The album version is composed in the key of G major. It was played with a Gibson ES-335 (as well as a Fender Stratocaster) through a B. K. Butler Tube Driver and an Echoplex plugged into a 100-watt Marshall amplifier. The composition takes its name from the White Cliffs of Dover, a coastline in southern England.

== Structure ==
"Cliffs of Dover" begins with an ad-libbed electric guitar solo, using techniques such as string skipping and hybrid picking. In the solo intro, Johnson does not adhere to any distinct time signature. Drums are added as the composition settles into a 4/4 rhythmic shuffle verse accompanied by a very accessible set of melodies that, throughout the intro, feature variations (octavations for example) on the main chorus.

The outro or coda then recalls the freestyle mood and timing of the ad-libbed intro.

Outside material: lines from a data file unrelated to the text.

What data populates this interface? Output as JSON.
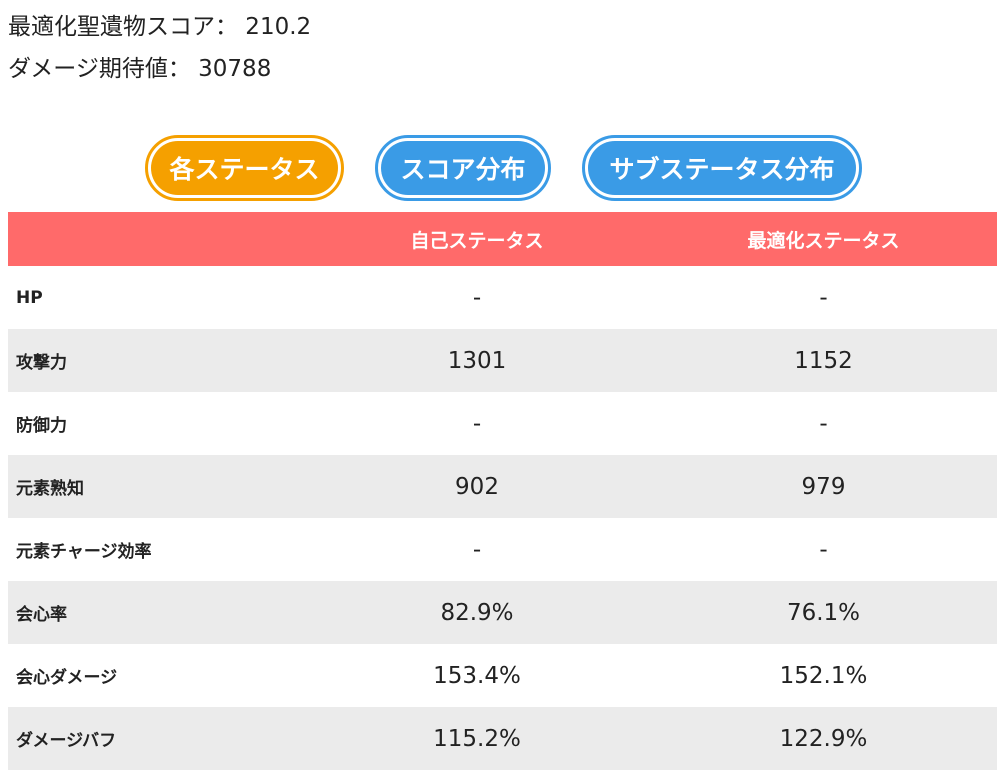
{
  "summary": {
    "score_line": "最適化聖遺物スコア： 210.2",
    "damage_line": "ダメージ期待値： 30788"
  },
  "tabs": [
    {
      "label": "各ステータス",
      "active": true
    },
    {
      "label": "スコア分布",
      "active": false
    },
    {
      "label": "サブステータス分布",
      "active": false
    }
  ],
  "colors": {
    "active_tab": "#f5a000",
    "inactive_tab": "#3a9be6",
    "header_bg": "#ff6a6a",
    "row_shade": "#ebebeb"
  },
  "table": {
    "headers": [
      "",
      "自己ステータス",
      "最適化ステータス"
    ],
    "rows": [
      {
        "label": "HP",
        "own": "-",
        "optimized": "-"
      },
      {
        "label": "攻撃力",
        "own": "1301",
        "optimized": "1152"
      },
      {
        "label": "防御力",
        "own": "-",
        "optimized": "-"
      },
      {
        "label": "元素熟知",
        "own": "902",
        "optimized": "979"
      },
      {
        "label": "元素チャージ効率",
        "own": "-",
        "optimized": "-"
      },
      {
        "label": "会心率",
        "own": "82.9%",
        "optimized": "76.1%"
      },
      {
        "label": "会心ダメージ",
        "own": "153.4%",
        "optimized": "152.1%"
      },
      {
        "label": "ダメージバフ",
        "own": "115.2%",
        "optimized": "122.9%"
      }
    ]
  }
}
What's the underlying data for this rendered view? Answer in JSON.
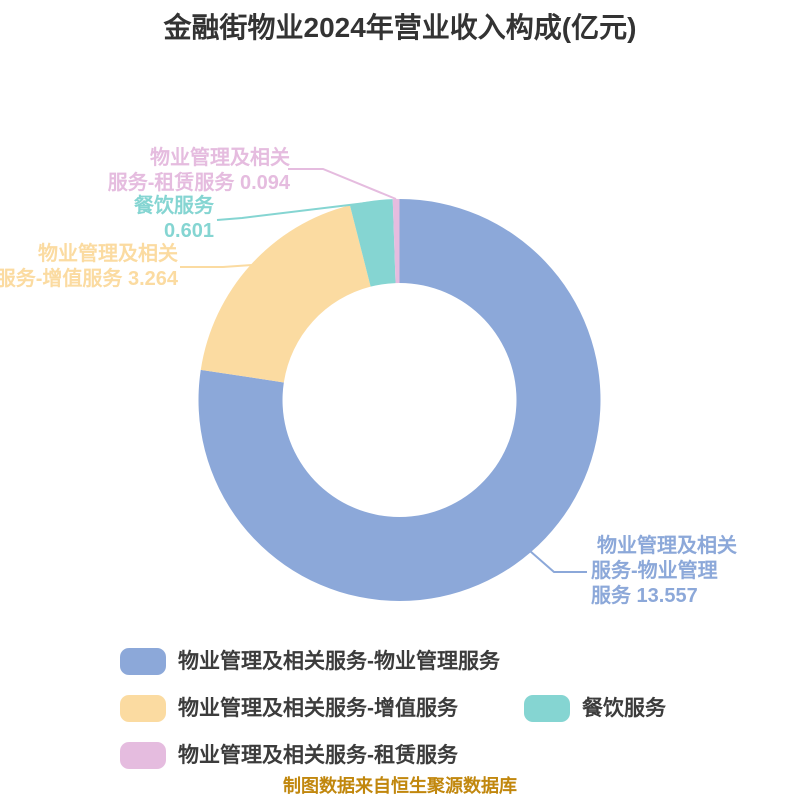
{
  "chart_data": {
    "type": "pie",
    "donut": true,
    "title": "金融街物业2024年营业收入构成(亿元)",
    "unit": "亿元",
    "start_angle_deg_from_top": 0,
    "direction": "clockwise",
    "inner_radius_ratio": 0.582,
    "total": 17.516,
    "series": [
      {
        "name": "物业管理及相关服务-物业管理服务",
        "value": 13.557,
        "color": "#8CA8D9"
      },
      {
        "name": "物业管理及相关服务-增值服务",
        "value": 3.264,
        "color": "#FBDBA1"
      },
      {
        "name": "餐饮服务",
        "value": 0.601,
        "color": "#85D5D2"
      },
      {
        "name": "物业管理及相关服务-租赁服务",
        "value": 0.094,
        "color": "#E5BCDF"
      }
    ],
    "legend_position": "bottom",
    "source_note": "制图数据来自恒生聚源数据库"
  },
  "wedge_labels": {
    "management": {
      "lines": [
        "物业管理及相关",
        "服务-物业管理",
        "服务 13.557"
      ]
    },
    "value_added": {
      "lines": [
        "物业管理及相关",
        "服务-增值服务 3.264"
      ]
    },
    "catering": {
      "lines": [
        "餐饮服务",
        "0.601"
      ]
    },
    "rental": {
      "lines": [
        "物业管理及相关",
        "服务-租赁服务 0.094"
      ]
    }
  },
  "legend": {
    "items": [
      {
        "label": "物业管理及相关服务-物业管理服务",
        "color": "#8CA8D9"
      },
      {
        "label": "物业管理及相关服务-增值服务",
        "color": "#FBDBA1"
      },
      {
        "label": "餐饮服务",
        "color": "#85D5D2"
      },
      {
        "label": "物业管理及相关服务-租赁服务",
        "color": "#E5BCDF"
      }
    ]
  },
  "colors": {
    "background": "#FFFFFF",
    "title_text": "#333333",
    "legend_text": "#3C3C3C",
    "source_note_text": "#C1870D"
  }
}
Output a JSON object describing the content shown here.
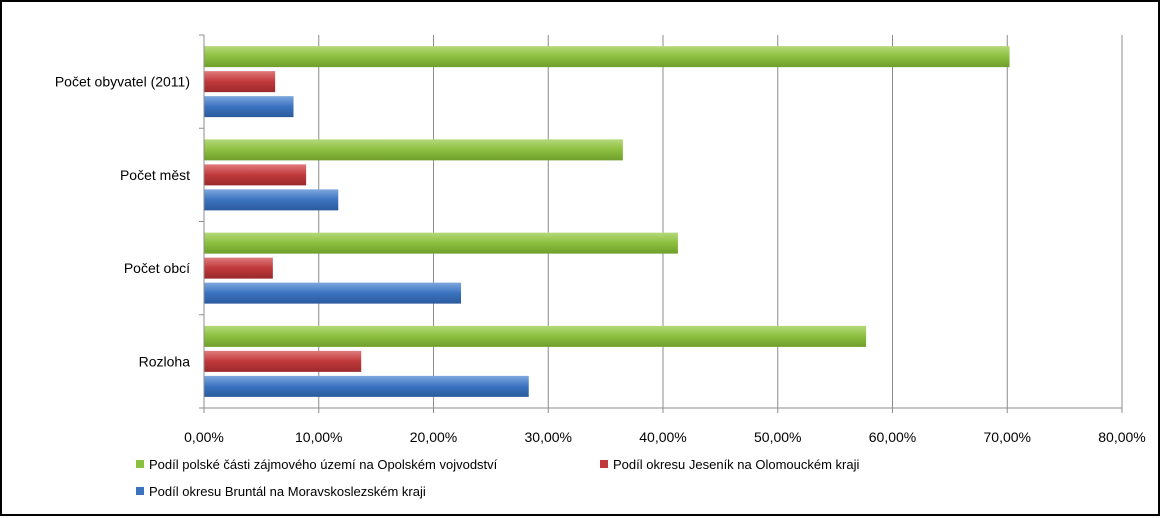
{
  "chart_data": {
    "type": "bar",
    "orientation": "horizontal",
    "categories": [
      "Počet obyvatel (2011)",
      "Počet měst",
      "Počet obcí",
      "Rozloha"
    ],
    "series": [
      {
        "name": "Podíl polské části zájmového území na Opolském vojvodství",
        "color": "#8cbf3f",
        "values": [
          70.2,
          36.5,
          41.3,
          57.7
        ]
      },
      {
        "name": "Podíl okresu Jeseník na Olomouckém kraji",
        "color": "#c0393b",
        "values": [
          6.2,
          8.9,
          6.0,
          13.7
        ]
      },
      {
        "name": "Podíl okresu Bruntál na Moravskoslezském kraji",
        "color": "#3b73c0",
        "values": [
          7.8,
          11.7,
          22.4,
          28.3
        ]
      }
    ],
    "xlim": [
      0,
      80
    ],
    "x_ticks": [
      "0,00%",
      "10,00%",
      "20,00%",
      "30,00%",
      "40,00%",
      "50,00%",
      "60,00%",
      "70,00%",
      "80,00%"
    ],
    "grid": true,
    "legend_position": "bottom"
  }
}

While he did indeed compose "Cliffs of Dover", Johnson does not take full credit, saying "I don't even know if I can take credit for writing 'Cliffs of Dover' ... it was just there for me one day ... literally wrote in five minutes ... kind of a gift from a higher place that all of us are eligible for. We just have to listen for it and be available to receive it."

== Equipment ==
Johnson has stated that the guitar he used in the intro before the band kicks in is a 1954 Strat (possibly "Virginia"). When the band comes, the guitar is a stop-tail Gibson ES-335 (either a 1963 or 1964) until the solo. The first part of the solo Johnson recorded with ES-335 was cut out and replaced with a Stratocaster through a 1980s Tube Driver. Halfway through the solo, around 3:03, a change in tone occurs when the guitar switches back to the original Gibson lead track. He got playful remarks about it from engineer Richard Mullen, saying "You can't do that!" but it was agreed that it sounded like Johnson simply enabled an effect pedal halfway through the solo.

== Accolades ==
"Cliffs of Dover" was voted number 17 in Guitar World magazine's list of 100 Greatest Guitar Solos, placing it between 16, "Heartbreaker" (by Led Zeppelin) and 18 "Little Wing" (by The Jimi Hendrix Experience).

In 1992, "Cliffs of Dover" won a Grammy Award for Best Rock Instrumental Performance, beating the Allman Brothers Band ("Kind of Bird"), Danny Gatton ("Elmira Street Boogie"), Rush ("Where's My Thing?"), and Yes ("Masquerade").